Towards the end of his career, he will be considered one of the first three Canadians to play in major league baseball with Larry Walker and Ferguson Jenkins (respectable for League Walk) from Toronto. His overall performance will largely open the doors to the Hall of Fame.
Earlier this season, he joked that his young teammates didn’t know the real Joey Votto. The line he is currently experiencing highlights his potential.
Against the Phyllis yesterday, Voto scored his 14th home run in 19 games (26th this season), a new team mark for the Reds. This historic achievement is even more impressive considering the sheer number of talents that have marched through the dealership from the old Riverfront Stadium to the present day.
At 37, Votto is an event. Not only is he a remarkable bowler, he is also a very colorful man. His interactions with young fans this season and his past years and his sophisticated positions make him a different person.
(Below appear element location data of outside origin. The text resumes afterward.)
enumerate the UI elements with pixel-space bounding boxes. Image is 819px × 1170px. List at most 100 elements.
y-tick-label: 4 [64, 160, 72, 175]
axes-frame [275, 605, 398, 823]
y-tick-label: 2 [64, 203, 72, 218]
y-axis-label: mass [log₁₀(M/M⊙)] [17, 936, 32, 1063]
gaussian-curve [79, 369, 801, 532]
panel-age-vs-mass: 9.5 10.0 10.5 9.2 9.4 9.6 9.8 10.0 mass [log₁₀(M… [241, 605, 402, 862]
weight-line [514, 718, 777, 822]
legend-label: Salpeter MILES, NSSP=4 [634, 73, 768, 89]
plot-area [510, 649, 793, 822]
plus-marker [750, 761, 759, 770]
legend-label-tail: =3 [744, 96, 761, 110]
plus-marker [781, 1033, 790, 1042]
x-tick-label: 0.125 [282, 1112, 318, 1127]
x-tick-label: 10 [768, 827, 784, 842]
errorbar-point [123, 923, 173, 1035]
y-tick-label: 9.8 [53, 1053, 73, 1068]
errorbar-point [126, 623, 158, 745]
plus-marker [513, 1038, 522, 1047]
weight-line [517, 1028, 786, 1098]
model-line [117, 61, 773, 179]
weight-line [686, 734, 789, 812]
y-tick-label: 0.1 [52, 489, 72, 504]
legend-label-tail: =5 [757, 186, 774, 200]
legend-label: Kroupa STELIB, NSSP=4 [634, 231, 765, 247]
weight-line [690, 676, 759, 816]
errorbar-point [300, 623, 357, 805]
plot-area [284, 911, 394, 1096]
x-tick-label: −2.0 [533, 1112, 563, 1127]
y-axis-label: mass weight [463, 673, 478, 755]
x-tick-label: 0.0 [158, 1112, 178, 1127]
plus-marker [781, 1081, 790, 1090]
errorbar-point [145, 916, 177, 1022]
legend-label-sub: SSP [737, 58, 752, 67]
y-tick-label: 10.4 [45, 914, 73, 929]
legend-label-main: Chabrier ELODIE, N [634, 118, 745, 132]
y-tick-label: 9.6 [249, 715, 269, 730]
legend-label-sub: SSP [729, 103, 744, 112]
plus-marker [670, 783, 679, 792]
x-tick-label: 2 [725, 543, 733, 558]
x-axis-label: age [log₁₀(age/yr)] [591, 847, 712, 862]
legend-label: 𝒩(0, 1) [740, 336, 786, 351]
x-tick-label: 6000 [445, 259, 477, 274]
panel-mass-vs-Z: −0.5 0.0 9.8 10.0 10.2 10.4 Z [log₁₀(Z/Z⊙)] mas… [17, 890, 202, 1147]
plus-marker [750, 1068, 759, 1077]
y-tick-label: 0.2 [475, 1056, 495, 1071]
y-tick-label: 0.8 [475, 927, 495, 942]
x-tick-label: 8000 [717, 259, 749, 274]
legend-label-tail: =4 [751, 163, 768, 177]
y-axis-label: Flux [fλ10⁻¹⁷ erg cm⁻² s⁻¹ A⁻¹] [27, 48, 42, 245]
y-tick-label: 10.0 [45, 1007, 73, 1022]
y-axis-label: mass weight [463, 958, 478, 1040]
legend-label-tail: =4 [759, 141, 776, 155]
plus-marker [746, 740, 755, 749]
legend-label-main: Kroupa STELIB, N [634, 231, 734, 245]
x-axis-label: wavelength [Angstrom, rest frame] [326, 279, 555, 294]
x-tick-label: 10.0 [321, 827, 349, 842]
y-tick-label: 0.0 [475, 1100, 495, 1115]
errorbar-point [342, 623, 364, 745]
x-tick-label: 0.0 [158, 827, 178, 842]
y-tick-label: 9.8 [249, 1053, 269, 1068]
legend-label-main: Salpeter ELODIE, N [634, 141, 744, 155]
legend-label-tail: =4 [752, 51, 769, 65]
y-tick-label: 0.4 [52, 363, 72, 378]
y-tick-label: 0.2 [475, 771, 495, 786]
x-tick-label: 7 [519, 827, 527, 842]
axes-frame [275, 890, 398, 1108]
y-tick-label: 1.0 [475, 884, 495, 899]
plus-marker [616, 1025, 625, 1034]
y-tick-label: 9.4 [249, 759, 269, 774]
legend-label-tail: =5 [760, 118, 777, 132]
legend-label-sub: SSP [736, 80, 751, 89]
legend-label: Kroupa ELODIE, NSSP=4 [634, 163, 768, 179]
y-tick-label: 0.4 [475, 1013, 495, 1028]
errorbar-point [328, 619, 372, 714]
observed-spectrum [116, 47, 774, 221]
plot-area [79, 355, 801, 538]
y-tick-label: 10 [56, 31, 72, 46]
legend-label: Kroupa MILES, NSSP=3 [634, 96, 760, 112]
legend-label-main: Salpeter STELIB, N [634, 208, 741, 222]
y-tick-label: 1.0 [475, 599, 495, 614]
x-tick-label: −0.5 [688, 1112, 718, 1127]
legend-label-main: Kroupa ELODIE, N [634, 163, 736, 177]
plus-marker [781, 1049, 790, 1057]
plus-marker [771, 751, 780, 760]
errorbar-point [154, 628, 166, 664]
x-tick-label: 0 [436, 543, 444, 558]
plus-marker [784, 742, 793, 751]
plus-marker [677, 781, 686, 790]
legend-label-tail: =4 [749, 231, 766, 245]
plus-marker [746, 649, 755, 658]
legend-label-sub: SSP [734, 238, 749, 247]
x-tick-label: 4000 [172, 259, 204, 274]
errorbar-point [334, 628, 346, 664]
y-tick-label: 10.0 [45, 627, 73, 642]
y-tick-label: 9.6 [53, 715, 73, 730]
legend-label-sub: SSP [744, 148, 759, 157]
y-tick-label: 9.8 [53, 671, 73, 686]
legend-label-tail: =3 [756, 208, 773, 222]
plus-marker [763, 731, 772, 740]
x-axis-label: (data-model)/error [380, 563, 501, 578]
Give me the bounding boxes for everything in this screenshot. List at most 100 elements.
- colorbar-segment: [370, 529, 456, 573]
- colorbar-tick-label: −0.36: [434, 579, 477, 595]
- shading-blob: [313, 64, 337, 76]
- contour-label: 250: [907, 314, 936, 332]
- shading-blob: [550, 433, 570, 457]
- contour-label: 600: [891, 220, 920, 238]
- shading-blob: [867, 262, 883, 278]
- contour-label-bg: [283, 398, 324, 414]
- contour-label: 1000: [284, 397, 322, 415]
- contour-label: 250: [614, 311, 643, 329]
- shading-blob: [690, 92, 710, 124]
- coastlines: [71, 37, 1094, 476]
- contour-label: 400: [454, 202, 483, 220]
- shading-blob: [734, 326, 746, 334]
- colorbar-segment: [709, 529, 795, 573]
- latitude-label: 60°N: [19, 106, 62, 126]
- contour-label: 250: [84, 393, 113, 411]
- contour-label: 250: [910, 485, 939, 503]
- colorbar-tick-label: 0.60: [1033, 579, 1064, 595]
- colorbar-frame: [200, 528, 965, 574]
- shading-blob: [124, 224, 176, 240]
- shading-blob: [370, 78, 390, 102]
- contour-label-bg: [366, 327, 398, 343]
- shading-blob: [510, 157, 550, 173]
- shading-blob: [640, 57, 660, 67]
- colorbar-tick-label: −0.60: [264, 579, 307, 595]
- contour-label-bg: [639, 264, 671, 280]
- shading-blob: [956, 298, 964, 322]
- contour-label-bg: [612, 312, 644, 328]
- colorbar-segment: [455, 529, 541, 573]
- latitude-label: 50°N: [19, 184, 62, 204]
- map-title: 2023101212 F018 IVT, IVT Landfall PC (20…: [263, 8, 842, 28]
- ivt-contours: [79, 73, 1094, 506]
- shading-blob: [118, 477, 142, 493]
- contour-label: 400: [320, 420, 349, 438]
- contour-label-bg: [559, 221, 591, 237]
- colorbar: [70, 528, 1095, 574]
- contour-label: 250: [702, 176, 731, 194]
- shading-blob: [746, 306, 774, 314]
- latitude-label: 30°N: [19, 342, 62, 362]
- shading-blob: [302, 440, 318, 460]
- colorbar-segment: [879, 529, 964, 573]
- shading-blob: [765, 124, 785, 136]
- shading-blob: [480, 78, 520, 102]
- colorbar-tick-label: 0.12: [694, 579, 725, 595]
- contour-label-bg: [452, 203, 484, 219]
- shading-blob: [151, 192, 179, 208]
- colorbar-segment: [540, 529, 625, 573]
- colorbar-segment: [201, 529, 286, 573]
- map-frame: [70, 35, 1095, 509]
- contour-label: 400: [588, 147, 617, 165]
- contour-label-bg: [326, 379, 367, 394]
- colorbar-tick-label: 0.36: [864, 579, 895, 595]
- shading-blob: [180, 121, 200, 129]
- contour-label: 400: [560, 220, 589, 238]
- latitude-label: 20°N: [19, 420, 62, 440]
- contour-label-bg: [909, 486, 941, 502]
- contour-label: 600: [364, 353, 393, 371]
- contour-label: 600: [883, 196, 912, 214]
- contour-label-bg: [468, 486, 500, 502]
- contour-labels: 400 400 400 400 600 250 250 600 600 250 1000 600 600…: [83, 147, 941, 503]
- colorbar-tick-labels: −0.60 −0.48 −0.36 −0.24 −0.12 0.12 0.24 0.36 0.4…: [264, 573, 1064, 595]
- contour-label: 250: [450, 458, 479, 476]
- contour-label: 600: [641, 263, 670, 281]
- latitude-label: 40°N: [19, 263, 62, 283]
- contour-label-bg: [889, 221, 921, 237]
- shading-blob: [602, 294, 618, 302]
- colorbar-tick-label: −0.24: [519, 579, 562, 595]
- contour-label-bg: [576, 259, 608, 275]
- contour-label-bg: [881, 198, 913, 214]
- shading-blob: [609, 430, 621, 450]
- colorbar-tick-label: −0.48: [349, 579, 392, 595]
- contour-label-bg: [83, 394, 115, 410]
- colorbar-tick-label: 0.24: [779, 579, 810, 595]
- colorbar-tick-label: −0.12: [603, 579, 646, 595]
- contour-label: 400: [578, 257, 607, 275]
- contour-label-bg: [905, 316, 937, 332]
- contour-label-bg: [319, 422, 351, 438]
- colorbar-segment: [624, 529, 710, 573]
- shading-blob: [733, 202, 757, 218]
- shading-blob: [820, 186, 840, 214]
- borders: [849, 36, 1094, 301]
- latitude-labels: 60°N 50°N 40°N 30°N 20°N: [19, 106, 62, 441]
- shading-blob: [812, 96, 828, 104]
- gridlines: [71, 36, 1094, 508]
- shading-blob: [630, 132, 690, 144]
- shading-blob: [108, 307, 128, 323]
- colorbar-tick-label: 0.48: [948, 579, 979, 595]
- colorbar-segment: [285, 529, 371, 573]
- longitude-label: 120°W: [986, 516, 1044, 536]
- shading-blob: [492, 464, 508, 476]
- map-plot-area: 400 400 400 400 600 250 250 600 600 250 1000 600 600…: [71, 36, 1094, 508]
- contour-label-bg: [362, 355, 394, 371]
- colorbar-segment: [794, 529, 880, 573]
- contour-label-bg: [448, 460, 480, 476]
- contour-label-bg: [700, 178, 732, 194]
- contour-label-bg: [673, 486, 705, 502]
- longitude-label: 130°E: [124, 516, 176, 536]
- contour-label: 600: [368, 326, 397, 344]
Recall that a few weeks ago he mentioned that he was tired of hearing more negative comments about Astros and that it was time to go.
Battle quiet in recent years, he initially admitted his decline, but his 2021 season is up to his usual standard.
Normally, Voto’s inspiring performances have a very positive effect on his team’s performance and are still at the heart of the race in first place at the Centros de la National. He is second to Cincinnati Brewers in seven games.
A career-over .300 hitter, he hit Votto.285 this season and he consistently kicked the ball out of the stadium. Although he is no longer young, he is still confident in his defense and his enthusiasm takes over his training game after the game.
Notably, he is expected to enter the 2,000-hit club in the next few days, currently at 1,998.
Like good wine, Ontarian matures and regains his small full-bodied taste that has isolated him in the eyes of many pitchers since 2008, when he finished second in the Rookie of the Year poll since 2008 and second in the Giovanni Choto of Cubs.